Bunko Kelly and the Funeral Parlor
retold by S.E. Schlosser
It seems the infamous crimper Bunko Kelly was commissioned one night by a ship's captain to find him - by hook or by crook - 17 men to sail his ship to Shanghai and back. Kelly went on his usual rounds of the local inns and taverns, looking for drunkards to kidnap and send to sea. But he wasn't having any luck.
On his way to yet another bar, he passed the local funeral home. As he neared the opening for the cellar steps which led up to the sidewalk, he heard the sound of men's voices groaning either in pain or ecstasy; Kelly couldn't tell which. Intrigued, Bunko Kelly went down the steps to investigate. He found 22 men scattered around the cellar, slumped around a huge keg in the middle of the floor. They had obviously been drinking from it, and were now suffering from a massive hangover of some sort. A sniff of the keg told Kelly the men - who apparently thought they'd broken into the cellar of the pub next door - had been drinking embalming fluid all evening. All of them were dying.
In this gruesome situation, Kelly decided he'd found a solution to his problem. He'd dump all the men onto his crimping cart, take them down to the dock, throw them into the waiting canoes, and give them to the ship's captain as sailors. He'd get paid - which was all that mattered to him - and the captain would have a crew. At least for one evening!
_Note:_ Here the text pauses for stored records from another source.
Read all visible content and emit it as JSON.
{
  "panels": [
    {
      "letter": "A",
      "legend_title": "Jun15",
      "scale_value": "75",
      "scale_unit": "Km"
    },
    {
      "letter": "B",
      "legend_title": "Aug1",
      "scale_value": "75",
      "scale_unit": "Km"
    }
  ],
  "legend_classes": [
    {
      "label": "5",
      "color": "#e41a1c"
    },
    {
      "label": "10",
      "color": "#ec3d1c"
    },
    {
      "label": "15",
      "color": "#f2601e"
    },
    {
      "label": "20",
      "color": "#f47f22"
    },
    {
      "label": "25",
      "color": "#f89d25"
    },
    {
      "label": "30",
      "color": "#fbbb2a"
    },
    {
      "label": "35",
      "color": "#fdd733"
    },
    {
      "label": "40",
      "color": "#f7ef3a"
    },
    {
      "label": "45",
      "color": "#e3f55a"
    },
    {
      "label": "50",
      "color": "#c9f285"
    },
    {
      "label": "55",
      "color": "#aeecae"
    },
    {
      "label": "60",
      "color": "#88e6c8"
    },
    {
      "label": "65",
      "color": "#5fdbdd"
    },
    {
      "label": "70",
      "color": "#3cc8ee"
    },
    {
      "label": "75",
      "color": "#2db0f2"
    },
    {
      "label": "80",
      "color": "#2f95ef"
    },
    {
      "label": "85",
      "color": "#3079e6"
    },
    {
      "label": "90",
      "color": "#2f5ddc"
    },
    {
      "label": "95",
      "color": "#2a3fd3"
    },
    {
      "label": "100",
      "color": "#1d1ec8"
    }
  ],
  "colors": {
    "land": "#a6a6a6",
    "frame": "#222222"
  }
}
To think was to act for Bunko Kelly. Quick as a wink, his employees had loaded the men onto the cart, taken them to the canoes, and Kelly was standing on the prow of a canoe, negotiating with the captain to take 22 men instead of the 17 he'd requested. All or none, Kelly told the sea captain. Reluctantly, the captain agreed. He loaded the semi-conscious, groaning men into his hold and set sail up the Willamette River to the Columbia, and from there to the sea.
So Bunko Kelly got paid after all. And the sea captain? Well, when he arrived in Astoria, he put in a request for 17 more sailors to take his ship to Shanghai. Must have given him quite a shock to go down into the hold of the ship and find 22 bodies where his able-bodied sailors should have been. Still, he managed to get rid of the bodies somehow without causing a fuss, because no investigation was ever made into the disappearance of the fellows who snuck into the funeral parlor that unlucky night.